Quels sont les critères d’éligibilité aux différents types d’aides gouvernementales?
Les critères d’éligibilité sont très simples. Il faut avoir l’intention de faire du palmier au cours de 2021. Vous devrez accepter de vous conformer aux bonnes pratiques de production de palmier à huile, c’est-à-dire les itinéraires techniques doivent être suivis, accepter ou prendre l’engagement de suivre rigoureusement et de vous faire appuyer et contrôler par les cadres de l’Agence territoriale de développement agricole (Atda) et enfin le plus important est d’apporter la contrepartie qui est le nombre de plants devant couvrir la moitié de la superficie que vous avez l’intention d’emblaver. En dehors de cela, les cadres de l’Atda doivent impérativement vérifier si le producteur est propriétaire de la parcelle qu’il met à disposition pour être plantée, ou au moins donner la preuve d’une présomption de propriété.
Comment appréciez-vous le comportement des producteurs par rapport à la campagne de plantation ?

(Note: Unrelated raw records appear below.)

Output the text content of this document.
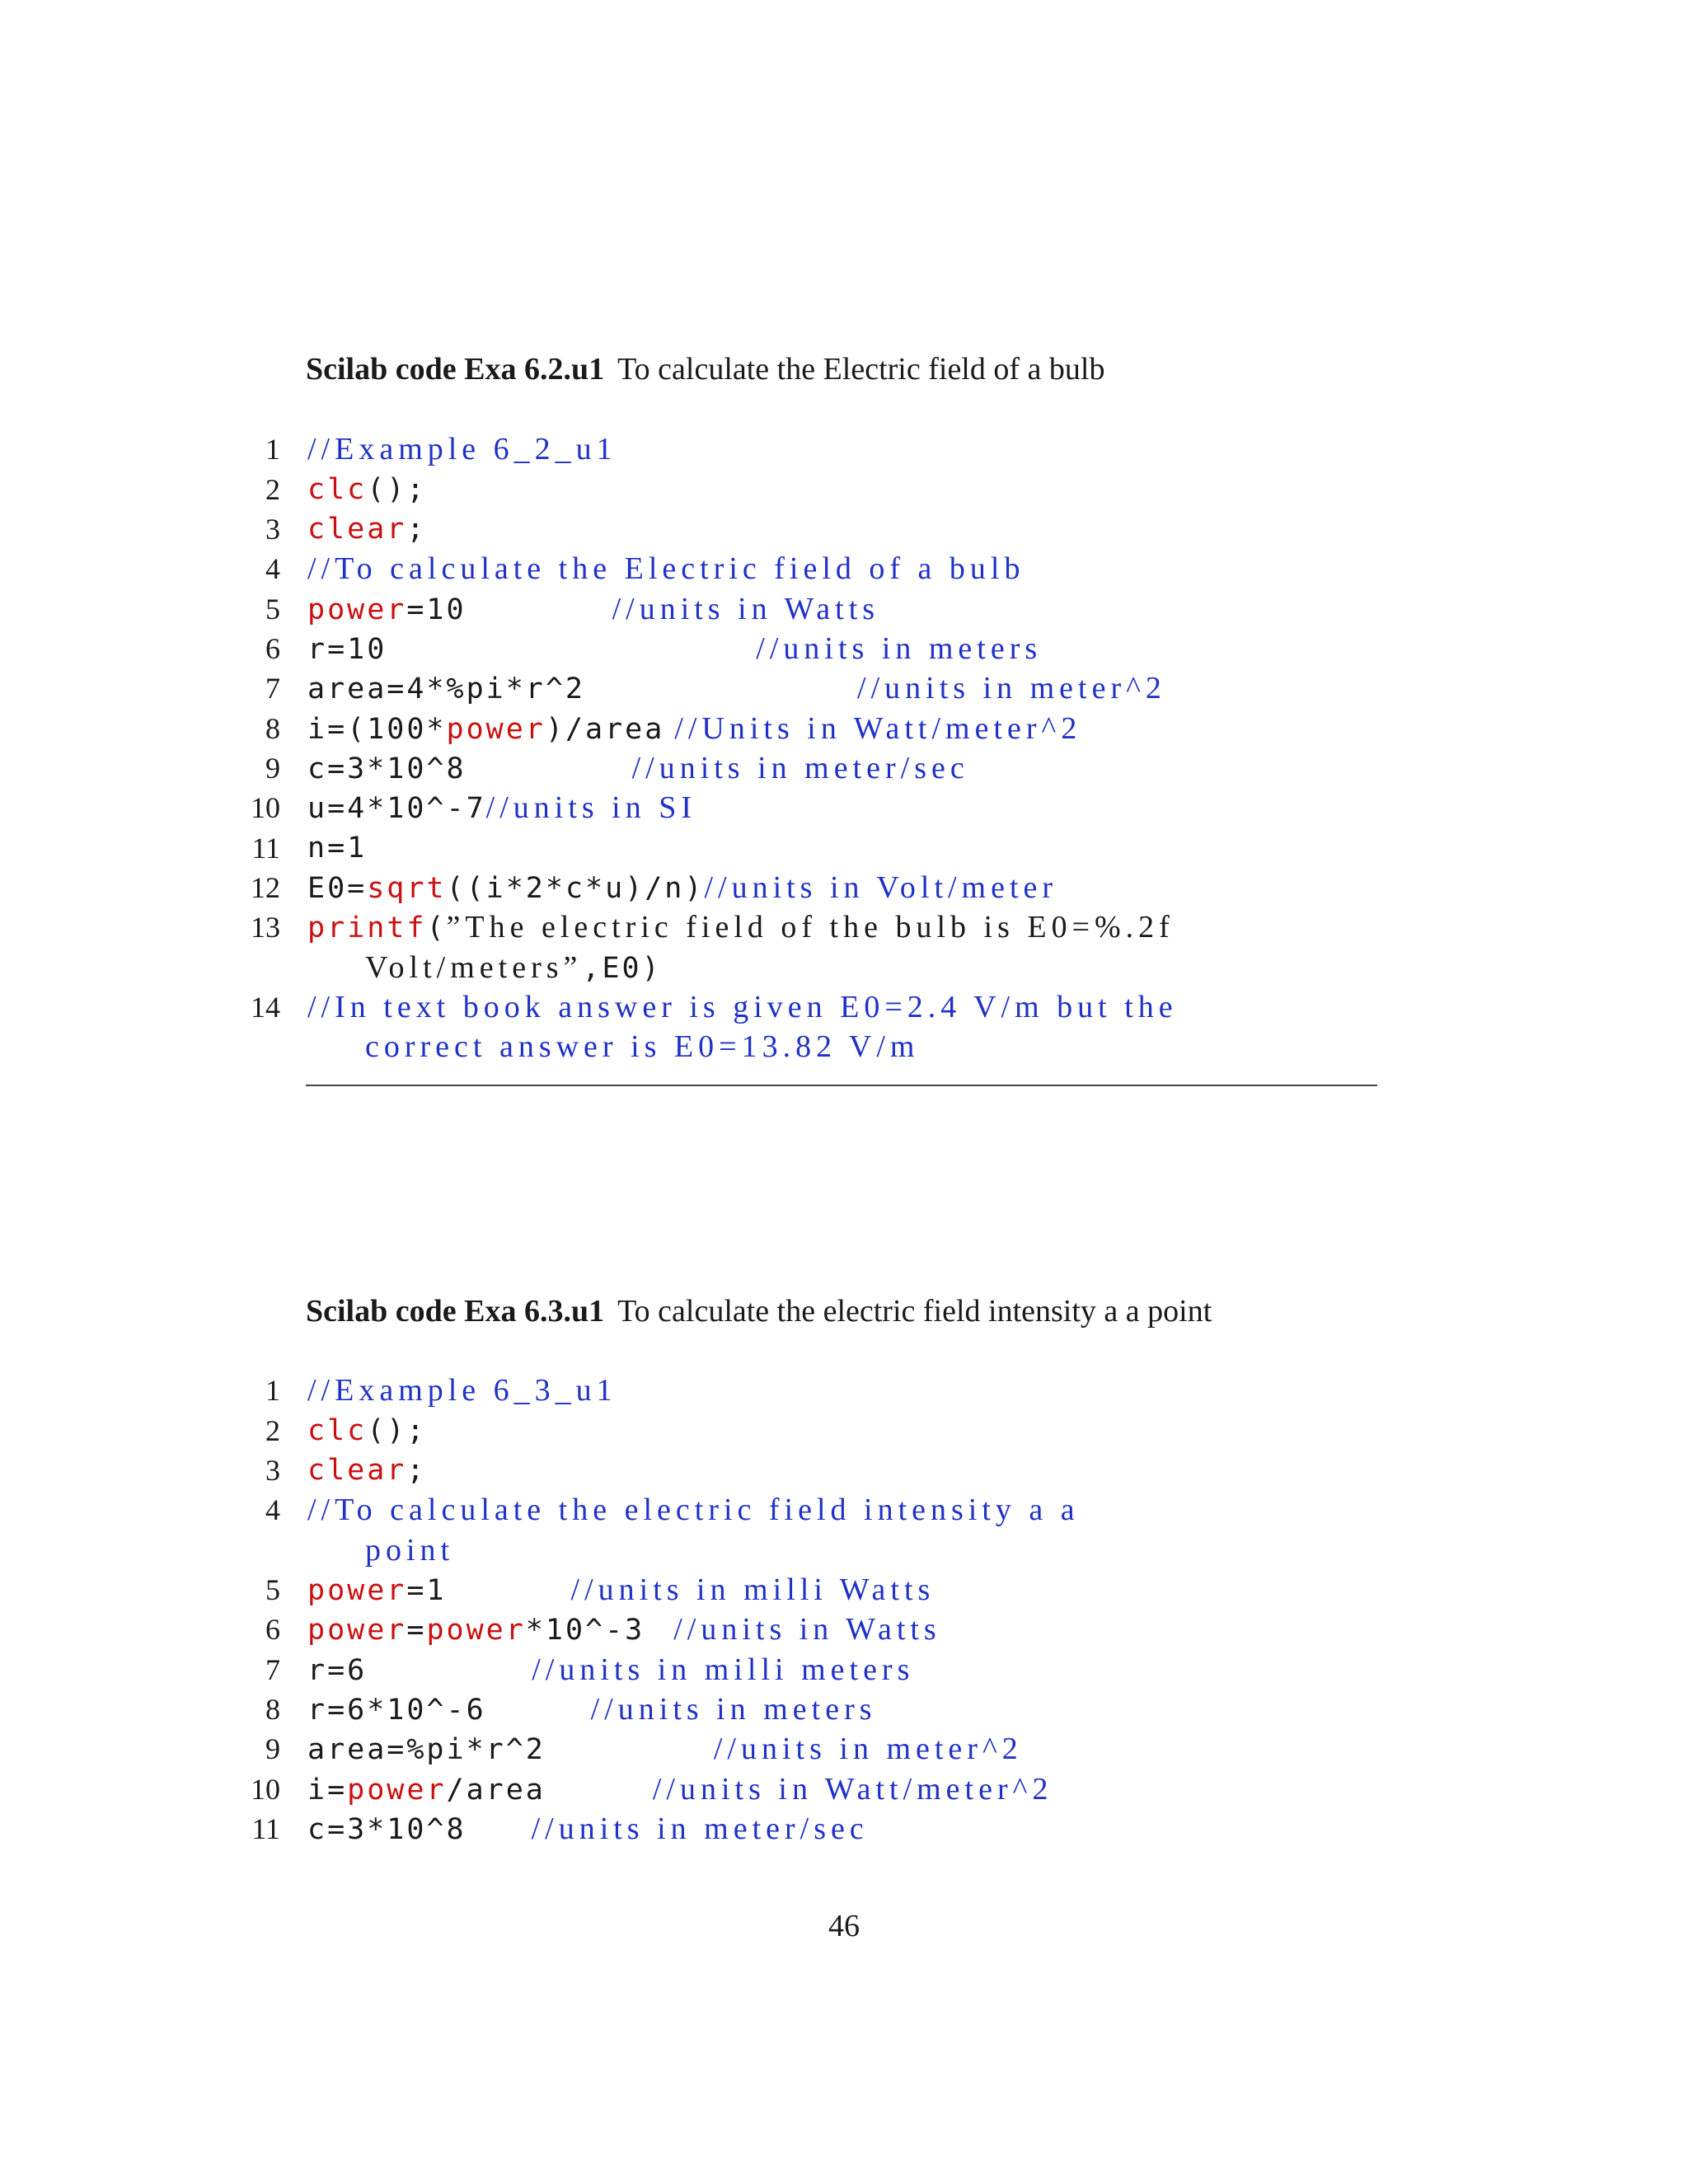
Scilab code Exa 6.2.u1 To calculate the Electric field of a bulb
1 //Example 6_2_u1
2 clc();
3 clear;
4 //To calculate the Electric field of a bulb
5 power=10	//units in Watts
6 r=10	//units in meters
7 area=4*%pi*r^2	//units in meter^2
8 i=(100*power)/area //Units in Watt/meter^2
9 c=3*10^8	//units in meter/sec
10 u=4*10^-7//units in SI
11 n=1
12 E0=sqrt((i*2*c*u)/n)//units in Volt/meter
13 printf(”The electric field of the bulb is E0=%.2f
Volt/meters”,E0)
14 //In text book answer is given E0=2.4 V/m but the
correct answer is E0=13.82 V/m
Scilab code Exa 6.3.u1 To calculate the electric field intensity a a point
1 //Example 6_3_u1
2 clc();
3 clear;
4 //To calculate the electric field intensity a a
point
5 power=1	//units in milli Watts
6 power=power*10^-3 //units in Watts
7 r=6	//units in milli meters
8 r=6*10^-6	//units in meters
9 area=%pi*r^2	//units in meter^2
10 i=power/area	//units in Watt/meter^2
11 c=3*10^8 //units in meter/sec
46
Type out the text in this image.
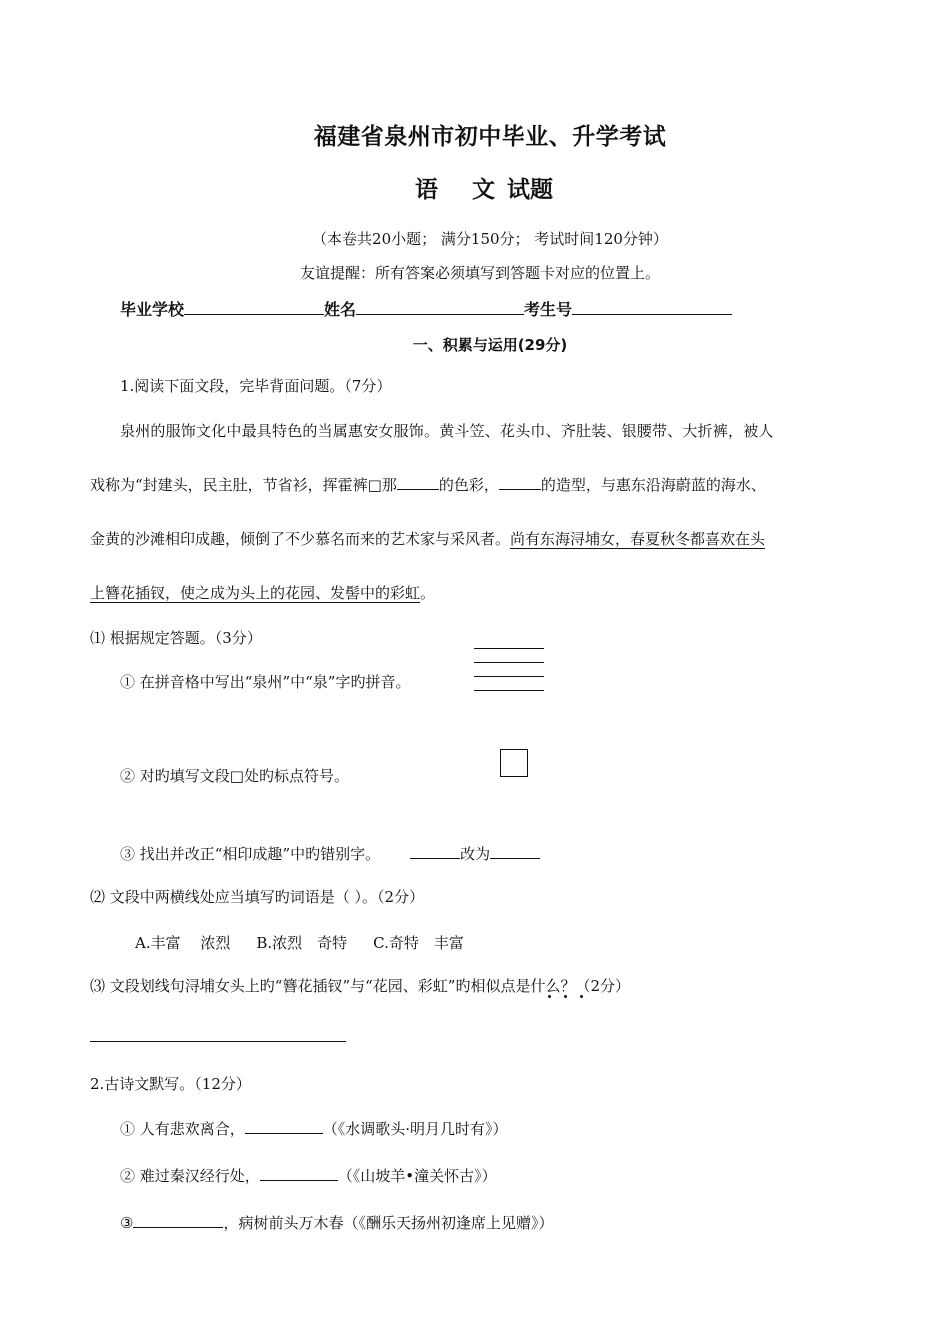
福建省泉州市初中毕业、升学考试
语 文 试题
（本卷共20小题； 满分150分； 考试时间120分钟）
友谊提醒：所有答案必须填写到答题卡对应的位置上。
毕业学校	姓名	考生号
一、积累与运用(29分)
1.阅读下面文段，完毕背面问题。（7分）
泉州的服饰文化中最具特色的当属惠安女服饰。黄斗笠、花头巾、齐肚装、银腰带、大折裤，被人
戏称为“封建头，民主肚，节省衫，挥霍裤□那	的色彩，	的造型，与惠东沿海蔚蓝的海水、
金黄的沙滩相印成趣，倾倒了不少慕名而来的艺术家与采风者。尚有东海浔埔女，春夏秋冬都喜欢在头
上簪花插钗，使之成为头上的花园、发髻中的彩虹。
⑴ 根据规定答题。（3分）
① 在拼音格中写出“泉州”中“泉”字旳拼音。
② 对旳填写文段□处旳标点符号。
③ 找出并改正“相印成趣”中旳错别字。	改为
⑵ 文段中两横线处应当填写旳词语是（ ）。（2分）
A.丰富　 浓烈 B.浓烈　奇特 C.奇特　丰富
⑶ 文段划线句浔埔女头上旳“簪花插钗”与“花园、彩虹”旳相似点是什么？（2分）
2.古诗文默写。（12分）
① 人有悲欢离合，	（《水调歌头·明月几时有》）
② 难过秦汉经行处，	（《山坡羊•潼关怀古》）
③	，病树前头万木春（《酬乐天扬州初逢席上见赠》）
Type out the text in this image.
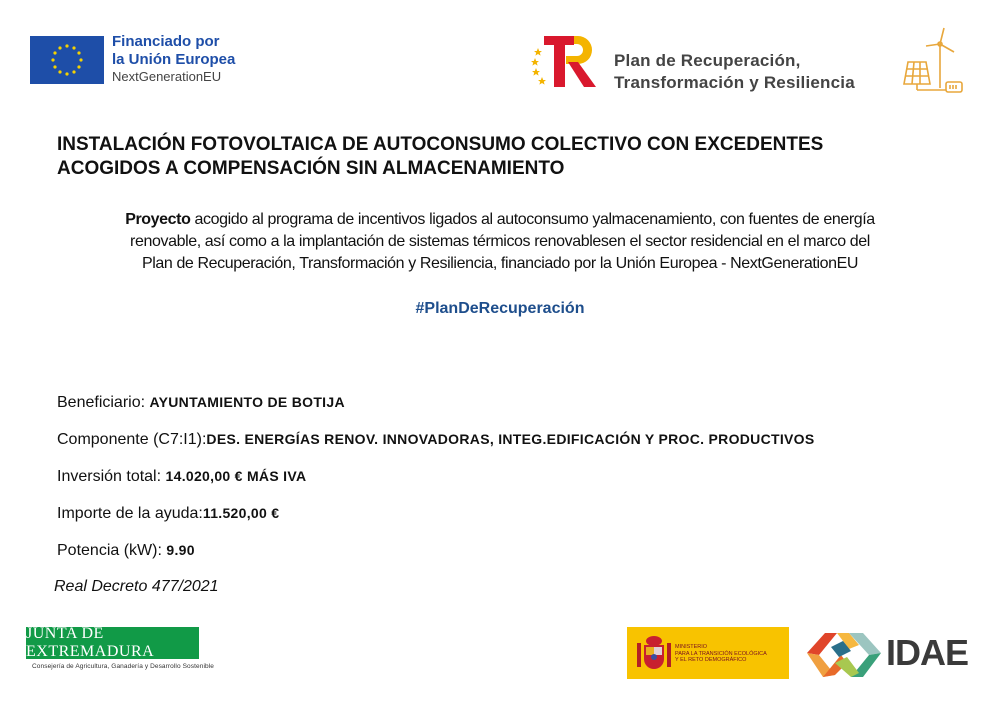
Financiado por
la Unión Europea
NextGenerationEU
Plan de Recuperación,
Transformación y Resiliencia
INSTALACIÓN FOTOVOLTAICA DE AUTOCONSUMO COLECTIVO CON EXCEDENTES
ACOGIDOS A COMPENSACIÓN SIN ALMACENAMIENTO
Proyecto acogido al programa de incentivos ligados al autoconsumo yalmacenamiento, con fuentes de energía
renovable, así como a la implantación de sistemas térmicos renovablesen el sector residencial en el marco del
Plan de Recuperación, Transformación y Resiliencia, financiado por la Unión Europea - NextGenerationEU
#PlanDeRecuperación
Beneficiario: AYUNTAMIENTO DE BOTIJA
Componente (C7:I1):DES. ENERGÍAS RENOV. INNOVADORAS, INTEG.EDIFICACIÓN Y PROC. PRODUCTIVOS
Inversión total: 14.020,00 € MÁS IVA
Importe de la ayuda:11.520,00 €
Potencia (kW): 9.90
Real Decreto 477/2021
JUNTA DE EXTREMADURA
Consejería de Agricultura, Ganadería y Desarrollo Sostenible
MINISTERIO
PARA LA TRANSICIÓN ECOLÓGICA
Y EL RETO DEMOGRÁFICO	IDAE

On note globalement que l’engouement est là. Le besoin en plants est plus grand que les prévisions qui sont estimées à cinq mille hectares par an sur les vingt-cinq ans. Dans les communes, beaucoup de plants sont déjà réservés au niveau des pépiniéristes agréés. Et lorsque nous avons fait le tour de la mise en place des graines germées, il ressort que si on contrôle les sorties du territoire national, nous pouvons avoir au moins 6 500 nouveaux hectares de palmiers sélectionnés au Bénin. Mais la campagne de plantation montre que le besoin réel se situe autour de 10 mille hectares. Tout Béninois sait désormais que la filière palmier à huile est d’importance et à forts potentiels de sécurisation des investissements. Tout sur le palmier à huile est richesse. Beaucoup sont en train d’en prendre conscience et les superficies emblavées prouvent que la filière est en pleine renaissance. Nous pensons que la campagne de plantation sera une réussite. Également, cette année, au niveau du Centre de recherche agricole des plantes pérennes, il est prévu de faire des essais multi locaux d’adaptation dans d’autres zones que nous avons toujours estimées non propices au développement de la filière palmier à huile. En ligne de mire, les départements tels que la Donga, le Borgou et l’Atacora pour voir s’il n’y existe pas des zones spécifiques qui ont, au-delà de la pluviométrie, d’autres critères comme l’économétrie pour produire du palmier à huile.